In this clime, the period it takes for a litigant to get justice is unduly long, and this quite naturally gives rise to pangs of impatience, suspicion and name-calling. The petitioner, Rauf Aregbesola, Action Congress gubernatorial candidate has, throughout the struggle to regain his mandate, demonstrated profound belief in the judicial means of getting justice. By displaying remarkable capacity to calm frayed nerves, he has been able to positively direct his supporters’ reaction and conduct in the face of undue harassment and provocation.
Coming to the delivery of justice, kudos must be given where due. At a period when the judiciary’s integrity had become threatened by incidents such as that reported by TheNEWS magazine on the clandestine calls saga, the Court of Appeal has risen up in a heroic fight like the proverbial phoenix in the Edo State appeal of Comrade Adams Oshiomhole.
That judgment is widely perceived as courageous, and the beginning of a redemptive process for the judiciary’s harassed image. The learned Justices of the Benin Division of the Court of Appeal demonstrated uncommon courage when they acted against the grain of controversial rulings and judgments rendered by their counterparts and junior brethren in other divisions. Indeed, the growing public cynicism which meets every mention of a judge or judicial forum since the beginning of the Election Petition cases has been arrested by that appeal decision.
The process has began, and the proceedings of the December 1 first sitting in Ibadan must be seen as a continuation of the struggle to restore the independence of the judiciary, in that the purported misconduct of one of its erring brothers constitutes one of the matters to be disposed of.

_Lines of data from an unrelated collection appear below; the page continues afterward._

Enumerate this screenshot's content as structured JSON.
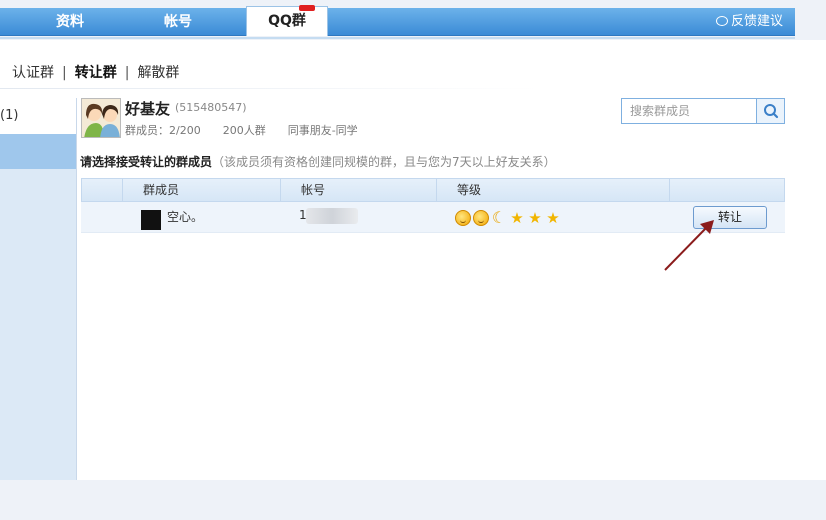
{
  "tabs": {
    "profile": "资料",
    "account": "帐号",
    "qq_group": "QQ群"
  },
  "feedback_label": "反馈建议",
  "subnav": {
    "certify": "认证群",
    "transfer": "转让群",
    "dissolve": "解散群"
  },
  "sidebar": {
    "count_label": "(1)"
  },
  "group": {
    "name": "好基友",
    "id": "(515480547)",
    "members": "群成员：2/200",
    "size": "200人群",
    "category": "同事朋友-同学"
  },
  "search": {
    "placeholder": "搜索群成员"
  },
  "instruction": {
    "title": "请选择接受转让的群成员",
    "note": "（该成员须有资格创建同规模的群，且与您为7天以上好友关系）"
  },
  "table": {
    "headers": [
      "群成员",
      "帐号",
      "等级"
    ],
    "rows": [
      {
        "member": "空心。",
        "account": "1",
        "level_icons": [
          "sun-icon",
          "sun-icon",
          "moon-icon",
          "star-icon",
          "star-icon",
          "star-icon"
        ],
        "action": "转让"
      }
    ]
  },
  "colors": {
    "tab_blue": "#3b8bd6",
    "sidebar_selected": "#9fc7ec",
    "arrow": "#8b1c1c"
  }
}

Whilst calling on the Ibadan Division to deal expeditiously with the backlog of matters before it, and to resist all pressure, overt or covert from whatever quarters, to influence it, The OSUN DEFENDER calls upon all the parties and their supporters, the aggrieved and the alleged traducers alike, to let peace reign and to exercise their faith in the capacity of the re-invigorated judiciary to dispense justice without fear or favour towards any party.